Monday, May 7, 2007

Will I....??

It's 1am. 32 hours away from yet another Dental Materials test. What is wrong with me? A wasted weekend, a wasted monday night and another wasted cup of coffee. Where have you been Mr. Motivation? You elusive piece of s***!! I've only briefly seen you in my early secondary school life...you left as quietly as you came. Hold on..am I in self denial?? Am I making excuses to comfort myself, blaming it on "motivation"? Hmmm...maybe I am, maybe I'm just plain lazy...why is it that everytime it's close to exams or when the results come back to mock me, do I feel like this?

Sure, India has been a wild experience, a simple life. It's no where compared to KL, unless you were born in the late 40s. Oh how beautiful KL has become, with a humble home at the junction of Lorong Jarak. Its only two and a half time zones away, about 1/6 away around the world. But thats no excuse. I'm not the best student here, not even in my small class. I want to be, but reality is I cant go with this kind of attitude. In fact, I'll never get anywhere in life with this kind of attitude.

It's nothing to do with motivation. Since primary school days, we've been told to wear our uniforms neatly, keep our hair short, dont talk while the teacher is teaching, finish your homework, sleep early, wake up early, line up upon entering class, bow when you greet a teacher etc. Then you reach secondary shcool, pretty much the same, keep your nails short, keep a gel-free hairdo, dont sleep in class, dont skip class, and the list goes on. Its the same for scouts or any society for that matter, 10 push-ups per missing item of your full uniform, 10 push-ups per minute late to fall-in. And if your lucky, frog jump round the 'tapak', yipee!

Why go through the torture? Why do we follow stupid rules? Why must we always listen to the Penolong Kanan Hal Ehwal Murid? Fear of public caning? Hmmm...no no. I guess one word can sum it up. Besides academic reasons, discipline completes the word "education". Its one thing that I've never really aquired. I've obeyed, but thats it. The message was always clear. Even at home it was clear, my father's stern face will I never forget. It has occured way too often...

Discipline doesnt exactly hit the right spot. Its self-discipline. All those years of education, I've only managed a handful of As...which has all been forgotten and might I add, quite useless at this point of time.
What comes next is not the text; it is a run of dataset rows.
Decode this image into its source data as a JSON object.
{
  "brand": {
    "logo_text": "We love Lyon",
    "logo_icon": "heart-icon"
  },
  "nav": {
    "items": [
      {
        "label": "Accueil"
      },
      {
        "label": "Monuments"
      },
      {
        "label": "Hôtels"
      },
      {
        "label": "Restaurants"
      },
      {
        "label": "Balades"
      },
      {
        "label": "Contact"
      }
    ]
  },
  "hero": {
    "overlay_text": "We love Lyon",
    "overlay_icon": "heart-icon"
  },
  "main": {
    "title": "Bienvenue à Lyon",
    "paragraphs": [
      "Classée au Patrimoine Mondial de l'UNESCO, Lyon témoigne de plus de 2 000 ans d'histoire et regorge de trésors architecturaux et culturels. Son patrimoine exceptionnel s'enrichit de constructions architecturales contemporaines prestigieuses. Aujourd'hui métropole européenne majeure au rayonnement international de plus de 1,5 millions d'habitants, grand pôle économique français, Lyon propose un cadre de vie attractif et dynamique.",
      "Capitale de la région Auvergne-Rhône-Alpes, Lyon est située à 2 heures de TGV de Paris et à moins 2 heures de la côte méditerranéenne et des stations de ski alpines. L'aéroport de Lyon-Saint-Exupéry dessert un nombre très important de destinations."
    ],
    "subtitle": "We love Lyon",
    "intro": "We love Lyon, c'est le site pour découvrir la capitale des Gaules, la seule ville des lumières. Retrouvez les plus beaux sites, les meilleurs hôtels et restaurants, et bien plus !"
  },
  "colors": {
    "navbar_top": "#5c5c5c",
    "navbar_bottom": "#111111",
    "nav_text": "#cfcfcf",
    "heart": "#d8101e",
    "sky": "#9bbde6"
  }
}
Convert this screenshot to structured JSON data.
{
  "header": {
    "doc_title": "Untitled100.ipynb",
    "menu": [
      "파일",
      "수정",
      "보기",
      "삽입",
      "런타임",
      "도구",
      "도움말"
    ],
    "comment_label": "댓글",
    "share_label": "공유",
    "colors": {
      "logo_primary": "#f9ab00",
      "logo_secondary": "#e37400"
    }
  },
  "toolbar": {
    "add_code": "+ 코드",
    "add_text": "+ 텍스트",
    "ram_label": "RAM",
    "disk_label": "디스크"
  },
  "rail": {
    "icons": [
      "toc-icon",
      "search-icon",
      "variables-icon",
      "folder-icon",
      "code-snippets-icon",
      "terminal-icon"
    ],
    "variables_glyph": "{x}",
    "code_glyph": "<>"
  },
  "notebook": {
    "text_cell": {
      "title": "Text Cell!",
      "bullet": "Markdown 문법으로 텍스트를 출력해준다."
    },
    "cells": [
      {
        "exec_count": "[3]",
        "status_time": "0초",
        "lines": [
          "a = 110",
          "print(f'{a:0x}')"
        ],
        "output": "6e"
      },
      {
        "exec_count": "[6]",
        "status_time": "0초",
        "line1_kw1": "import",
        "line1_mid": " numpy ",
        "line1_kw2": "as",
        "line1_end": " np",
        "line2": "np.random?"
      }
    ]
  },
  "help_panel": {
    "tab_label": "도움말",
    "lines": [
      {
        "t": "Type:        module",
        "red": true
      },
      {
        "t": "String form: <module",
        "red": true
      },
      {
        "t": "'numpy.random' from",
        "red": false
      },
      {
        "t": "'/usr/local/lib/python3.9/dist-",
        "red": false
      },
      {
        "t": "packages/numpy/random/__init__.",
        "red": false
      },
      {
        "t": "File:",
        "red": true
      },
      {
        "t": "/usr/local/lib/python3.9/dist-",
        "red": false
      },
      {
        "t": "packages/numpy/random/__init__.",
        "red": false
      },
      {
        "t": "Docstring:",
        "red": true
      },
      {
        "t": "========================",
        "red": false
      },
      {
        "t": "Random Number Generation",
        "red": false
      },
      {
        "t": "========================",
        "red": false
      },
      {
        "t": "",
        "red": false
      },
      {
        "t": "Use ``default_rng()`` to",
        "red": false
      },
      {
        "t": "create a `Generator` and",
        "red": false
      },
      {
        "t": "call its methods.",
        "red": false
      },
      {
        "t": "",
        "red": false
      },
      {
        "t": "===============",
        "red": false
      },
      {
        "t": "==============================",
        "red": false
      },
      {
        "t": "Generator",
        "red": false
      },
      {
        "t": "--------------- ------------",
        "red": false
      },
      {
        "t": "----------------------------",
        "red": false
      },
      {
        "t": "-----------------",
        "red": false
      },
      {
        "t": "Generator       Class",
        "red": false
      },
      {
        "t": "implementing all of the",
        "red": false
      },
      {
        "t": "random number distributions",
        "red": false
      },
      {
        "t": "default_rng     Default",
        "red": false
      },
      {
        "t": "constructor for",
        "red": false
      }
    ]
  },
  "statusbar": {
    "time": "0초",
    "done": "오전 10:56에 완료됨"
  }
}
It doesnt matter whether you come from Catholic High School or SMK Pulau Ketam, it's how much you absorb and aquire at the end of it that really matters. Its what makes you persevere in the future. Its the "stuff" that matters in life. Not to mention when your doing a course like BDS or MBBS or any other course I presume.

Still which brings me back to my age old complain...Why won't I study? I mean, I have what I need, and I have what I want (almost...). A nice laptop to use, a nice table, a chair, a lamp in a single, spacious, fully air-conditioned room. Loads of maggi mee in my larder, pineapple tarts, oreos...and oh, not to mention a temporary new roommate from Perak...haha. (He's sleeping btw, using my extra blankett too!)

SIGH...

Here I am typing this entry, my book is still staring at me. Its mocking my laziness damn it! Look, its doing it again! You know whats my problem? I complain too much...my father had much tougher times when he was a student, and he doesnt complain at all, in fact, he doesnt like to talk about it. But look where he is now, and he didnt get there by complaining. I respect him wholely, and I'll be glad if I become half of what he is, rather, what he's made out of. People say I look like him, thats about the closest I get to being something like him. I'm proud to be his son, and to have brothers whom I look up to. I know I can be among them, I'm not that far I think...

Right now...it all begins with this stupid green book in front of me. It's not too late to stuff what I need to know for the coming test. Oh I will do it. I'm somewhat a rebel...but mostly a rebel for other non-important things. Not this time though...I've studied the chapters before, I can do it again. I have to tame my inner demons, show them who's boss. It isnt easy being far away from home, I guess it makes you more mature, but only if you manage to battle through it. The reward is more than just a certificate or knowledge or character.....it's blissful wisdom....

SIGH

This clearly isn't just a class test, whatever it is...I will get it right this time....will I...??